Pick the right project. This matters more than anything else. A TODO app won’t teach you much. Something impossible won’t finish. The sweet spot is a project that’s genuinely complex but verifiable — you can look at it, run it, test it, and know whether it works.

Own the manager role. The breakthrough isn’t writing better prompts. It’s thinking like a team lead. You’re not pair programming — you’re running a team. Triage, prioritize, delegate, verify. Set up the processes (QA feedback loops, bug tracking, re-testing) and let the agents execute within them.

Build verification loops early. Tests, screenshots, IPC queries, smoke checks. The AI will write plausible-looking code with subtle bugs. Your job isn’t to read every line — it’s to build the systems that catch problems. The --check-config validator, the 137 Python UI tests, the screenshot-based QA workflow — these all existed to catch things I couldn’t see by reading code.

Invest in memory. Persistent context files (CLAUDE.md, memory directories) are the institutional knowledge of your AI team. Document bug patterns, architectural decisions, gotchas. A single line in a memory file can save a future session from re-discovering a bug that took hours to diagnose.
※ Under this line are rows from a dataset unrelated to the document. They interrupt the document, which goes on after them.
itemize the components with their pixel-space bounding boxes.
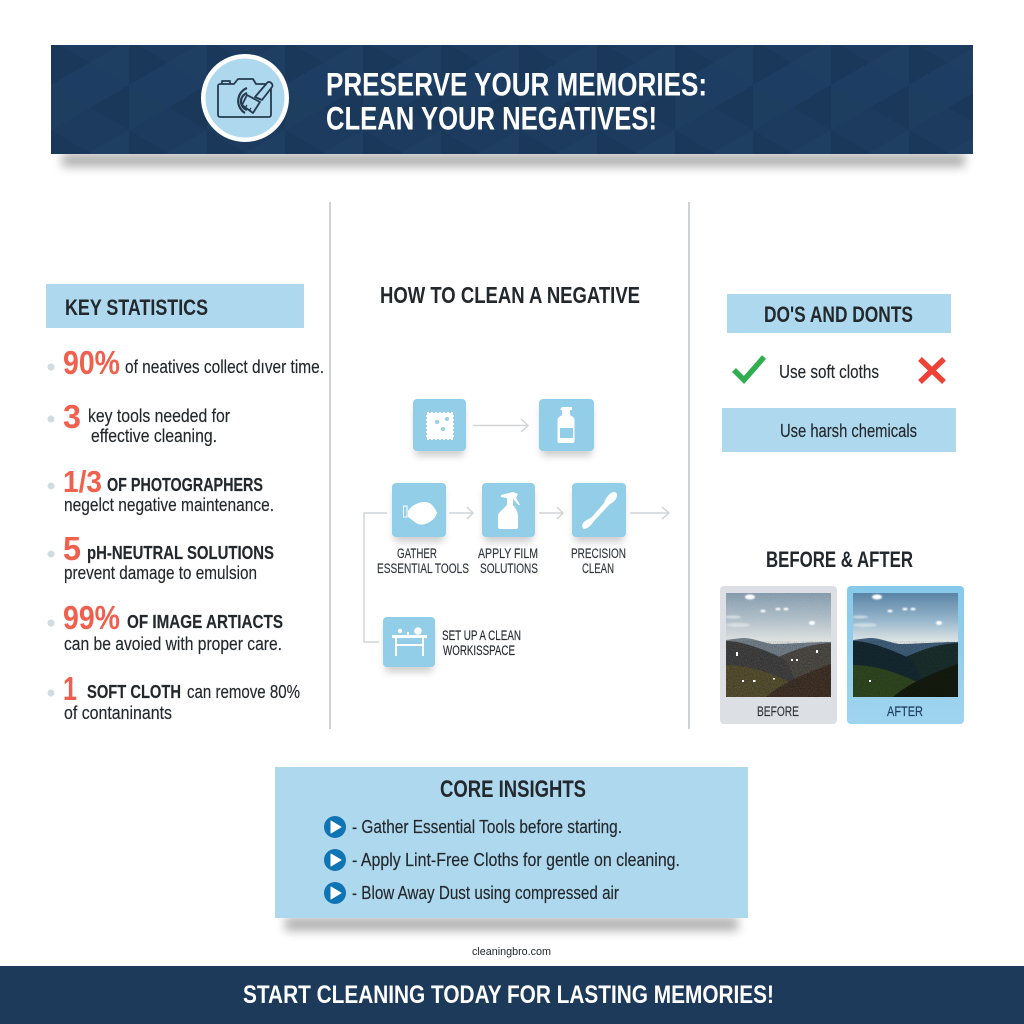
- arrow: [539, 507, 563, 519]
- stat: 90%: of neatives collect dıver time.: [125, 357, 324, 377]
- card: before: BEFORE: [757, 704, 799, 719]
- icon: bottle: [539, 399, 594, 456]
- insight: gather tools: - Gather Essential Tools before starting.: [352, 817, 622, 837]
- step: gather essential tools: GATHER: [397, 546, 437, 561]
- heading: do's and donts: [727, 294, 951, 333]
- step: apply film solutions: APPLY FILM: [478, 546, 538, 561]
- panel: before and after: [720, 547, 964, 724]
- card: after: AFTER: [887, 704, 923, 719]
- step: set up a clean workspace: SET UP A CLEAN: [442, 628, 521, 643]
- heading: key statistics: KEY STATISTICS: [65, 295, 208, 320]
- stat: 3: effective cleaning.: [91, 426, 217, 446]
- step: apply film solutions: [478, 483, 538, 576]
- callout: use harsh chemicals: Use harsh chemicals: [780, 421, 917, 441]
- stat: 3: key tools needed for: [88, 406, 230, 426]
- step: gather essential tools: ESSENTIAL TOOLS: [377, 561, 469, 576]
- arrow: [630, 507, 669, 519]
- stat: 99%: can be avoied with proper care.: [64, 634, 282, 654]
- step: set up a clean workspace: WORKISSPACE: [443, 643, 515, 658]
- step: apply film solutions: SOLUTIONS: [480, 561, 538, 576]
- footer banner: START CLEANING TODAY FOR LASTING MEMORIES!: [243, 981, 774, 1009]
- stat: 1/3: 1/3: [63, 464, 102, 499]
- heading: core insights: CORE INSIGHTS: [440, 776, 586, 803]
- icon: camera with brush: [201, 54, 289, 142]
- stat: 5: prevent damage to emulsion: [64, 563, 257, 583]
- title: CLEAN YOUR NEGATIVES!: [326, 100, 657, 136]
- connector bracket: [364, 513, 387, 642]
- footer banner: [0, 966, 1024, 1024]
- header banner: [51, 45, 973, 167]
- stat: 3: 3: [63, 398, 81, 435]
- stat: 1: [48, 670, 300, 723]
- stat: 5: [48, 530, 274, 583]
- icon: red cross: [920, 359, 944, 382]
- heading: do's and donts: DO'S AND DONTS: [764, 302, 913, 327]
- stat: 1: 1: [63, 670, 77, 707]
- stat: 1/3: negelct negative maintenance.: [64, 495, 274, 515]
- stat: 1: SOFT CLOTH: [87, 682, 181, 702]
- panel: key statistics: [46, 284, 324, 723]
- step: precision clean: PRECISION: [571, 546, 626, 561]
- card: after: [847, 586, 964, 724]
- card: before: [720, 586, 837, 724]
- panel: how to clean a negative: [364, 282, 669, 672]
- stat: 3: [48, 398, 230, 446]
- stat: 90%: 90%: [63, 344, 120, 381]
- arrow: [449, 507, 473, 519]
- stat: 1/3: [48, 464, 274, 515]
- panel: do's and don'ts: [722, 294, 956, 452]
- stat: 5: pH-NEUTRAL SOLUTIONS: [87, 543, 274, 563]
- stat: 99%: OF IMAGE ARTIACTS: [127, 612, 283, 632]
- arrow: [473, 419, 528, 432]
- insight: blow away dust: - Blow Away Dust using compressed air: [352, 883, 619, 903]
- stat: 99%: 99%: [63, 599, 120, 636]
- step: precision clean: [571, 483, 626, 576]
- title: PRESERVE YOUR MEMORIES:: [326, 66, 707, 102]
- icon: green check: [734, 357, 764, 380]
- panel: core insights: [275, 767, 748, 931]
- stat: 1/3: OF PHOTOGRAPHERS: [107, 475, 263, 495]
- callout: use harsh chemicals: [722, 408, 956, 452]
- stat: 1: of contaninants: [64, 703, 172, 723]
- heading: how to clean: HOW TO CLEAN A NEGATIVE: [380, 282, 640, 308]
- source credit: cleaningbro.com: [472, 946, 551, 958]
- insight: lint-free cloths: - Apply Lint-Free Cloths for gentle on cleaning.: [352, 850, 680, 870]
- step: set up a clean workspace: [383, 617, 521, 672]
- step: precision clean: CLEAN: [582, 561, 614, 576]
- stat: 99%: [48, 599, 283, 654]
- heading: before and after: BEFORE & AFTER: [766, 547, 913, 572]
- icon: cloth: [413, 399, 466, 456]
- stat: 5: 5: [63, 530, 81, 567]
- stat: 90%: [48, 344, 324, 381]
- step: gather essential tools: [377, 483, 469, 576]
- heading: key statistics: [46, 284, 304, 328]
- text: use soft cloths: Use soft cloths: [779, 362, 879, 382]
- stat: 1: can remove 80%: [187, 682, 300, 702]
- title: [326, 66, 707, 136]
Accept the token budget. You’ll hit limits. Plan sessions around this. Batch related work together. Parallelize independent tasks. Don’t waste context re-explaining things the memory system should handle. Think of tokens the way you think of sprint capacity — scope accordingly.

Fluxland is genuinely functional. It reads Fluxbox config files, supports key chains and keymodes, renders server-side decorations with the same theming system, runs the slit for dockable apps, and implements 30+ Wayland protocols. You could use it as a daily driver. It has features Fluxbox never had — snap zones, window animations, IPC event subscriptions, WCAG AAA high-contrast themes.
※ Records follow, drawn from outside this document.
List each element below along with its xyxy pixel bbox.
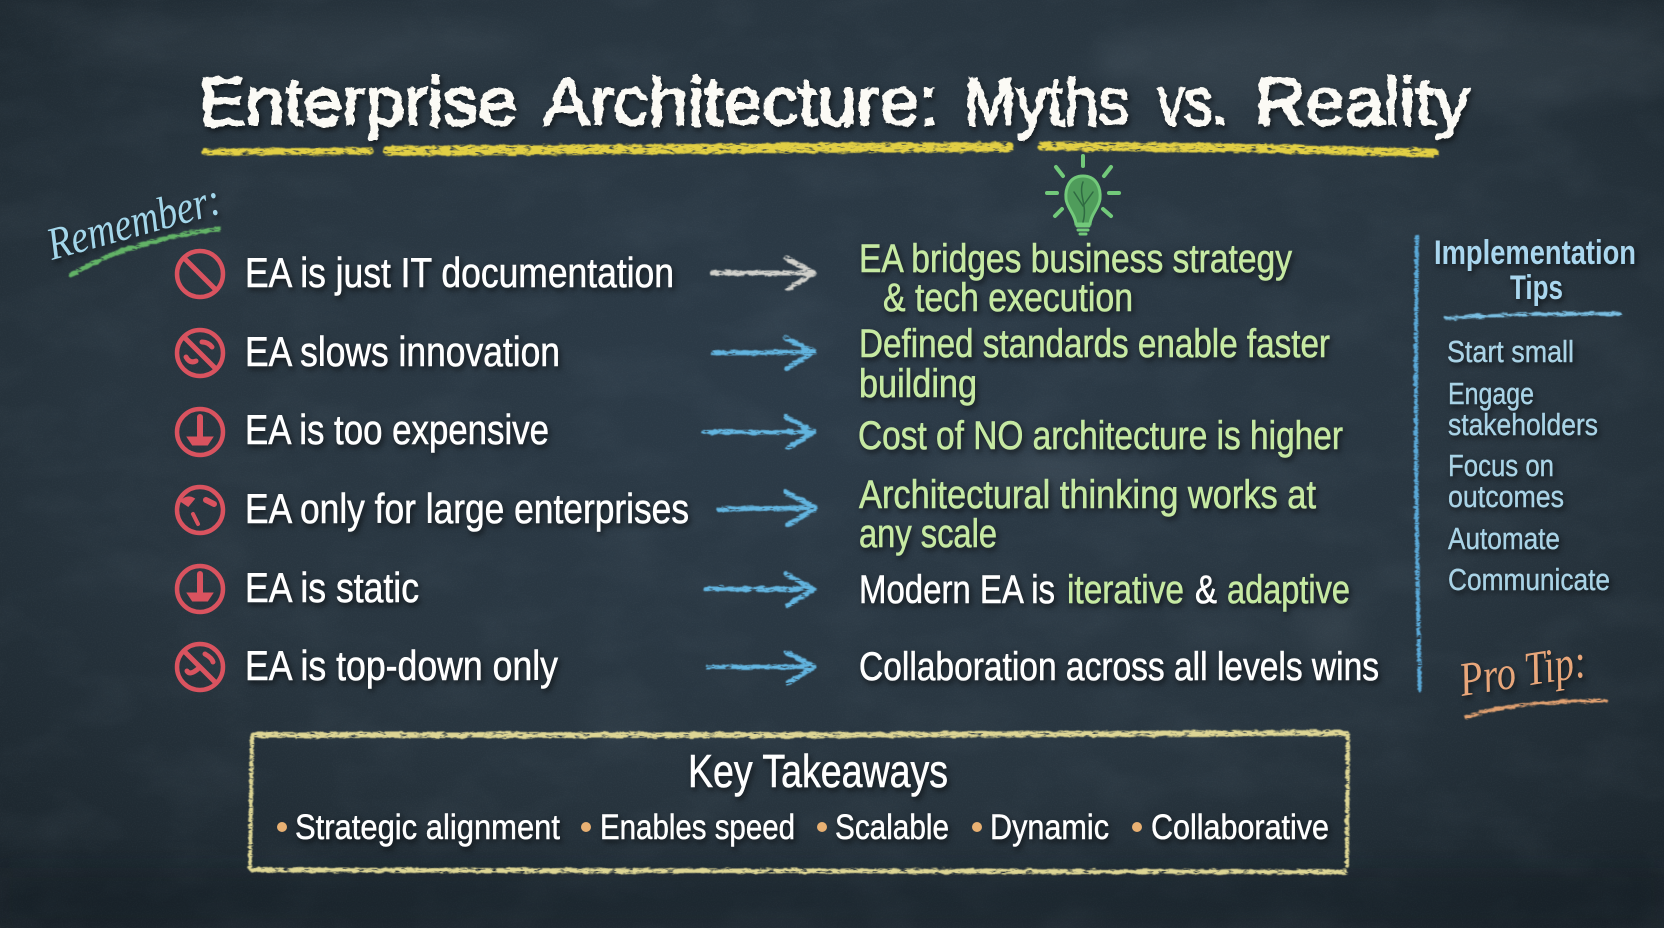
title: Enterprise (199, 64, 517, 140)
title: Reality (1255, 64, 1470, 140)
tips list: Start small (1447, 334, 1574, 369)
divider line (1416, 237, 1420, 690)
reality 4 (859, 473, 1316, 556)
takeaway items: Scalable (835, 808, 949, 847)
reality 5: Modern EA is (859, 568, 1055, 612)
icon: prohibition sign (177, 251, 223, 297)
icon: lightbulb (1047, 156, 1119, 234)
arrow 2 (713, 338, 814, 368)
myth 4: EA only for large enterprises (245, 485, 689, 532)
myths column (245, 249, 689, 689)
myth 5: EA is static (245, 564, 419, 611)
takeaway bullets (277, 822, 1142, 832)
myth 3: EA is too expensive (245, 406, 549, 453)
arrow 1 (713, 258, 814, 289)
title (199, 64, 1470, 140)
reality 5: adaptive (1227, 568, 1350, 612)
reality 4: any scale (859, 512, 997, 556)
reality 5: & (1195, 568, 1217, 612)
tips list: Focus on (1448, 448, 1554, 483)
tips list (1447, 334, 1610, 597)
arrow 5 (706, 574, 814, 605)
title underline (205, 146, 1434, 153)
Pro Tip underline (1466, 701, 1606, 717)
reality 1 (859, 237, 1292, 320)
reality 2 (859, 322, 1330, 406)
tips list: Engage (1448, 376, 1534, 411)
arrow 3 (704, 417, 814, 448)
takeaway items: Collaborative (1151, 808, 1329, 847)
Remember note (40, 173, 226, 275)
title: Architecture: (543, 64, 939, 140)
reality column (858, 237, 1379, 689)
Remember label: Remember: (40, 173, 226, 270)
takeaways chalk frame (250, 733, 1348, 872)
title: Myths (964, 64, 1130, 140)
icon: top-down prohibition (177, 644, 223, 690)
reality 6: Collaboration across all levels wins (859, 645, 1379, 689)
reality 3: Cost of NO architecture is higher (858, 414, 1343, 458)
reality 5: iterative (1067, 568, 1184, 612)
icon: slow prohibition (177, 330, 223, 376)
tips heading (1434, 234, 1636, 307)
tips list: Automate (1448, 521, 1560, 556)
tips list: Communicate (1448, 562, 1610, 597)
title: vs. (1157, 64, 1228, 140)
reality 2: building (859, 362, 977, 406)
arrows (704, 258, 816, 683)
panel: key takeaways (250, 733, 1348, 872)
arrow 4 (719, 492, 816, 525)
Remember underline (71, 229, 219, 275)
tips list: outcomes (1448, 479, 1564, 514)
panel: implementation tips (1434, 234, 1636, 597)
Pro Tip note (1455, 634, 1606, 717)
takeaway items: Strategic alignment (295, 808, 560, 847)
myth 1: EA is just IT documentation (245, 249, 674, 296)
tips heading underline (1446, 314, 1620, 318)
takeaways heading: Key Takeaways (688, 745, 948, 797)
takeaway items: Dynamic (990, 808, 1109, 847)
arrow 6 (708, 652, 814, 683)
icon: static down marker (177, 566, 223, 612)
reality 2: Defined standards enable faster (859, 322, 1330, 366)
reality 1: EA bridges business strategy (859, 237, 1292, 281)
tips list: stakeholders (1448, 407, 1598, 442)
tips heading: Tips (1510, 269, 1563, 307)
takeaway items: Enables speed (600, 808, 795, 847)
icon: globe (177, 487, 223, 533)
reality 4: Architectural thinking works at (859, 473, 1316, 517)
reality 1: & tech execution (883, 276, 1133, 320)
icon: expensive down marker (177, 409, 223, 455)
myth 6: EA is top-down only (245, 642, 558, 689)
Pro Tip label: Pro Tip: (1455, 634, 1590, 707)
reality 5 (859, 568, 1350, 612)
myth icons (177, 251, 223, 690)
myth 2: EA slows innovation (245, 328, 560, 375)
takeaway items (295, 808, 1329, 847)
Fluxland with the desktop_wave theme — a compositor that didn't exist eight days before this screenshot.

It’s also, proudly, 100% vibe coded. Every line generated by Claude Code. But the methodology underneath — sprints, parallel agents, QA feedback loops, persistent memory, visual verification — is real engineering process. “Vibe coded” doesn’t mean unstructured. It means the human’s role shifted from writing code to directing intelligence.

If I had to start over, I might clone the Fluxbox repo and ask Claude to port it. That would probably have been more efficient. But I like the cleanroom approach. It proves something different: you don’t need to start with existing code. You can start with an idea and a memory of a desktop that looked cool twenty years ago.

The source is at github.com/ecliptik/fluxland. Try it, break it, file issues.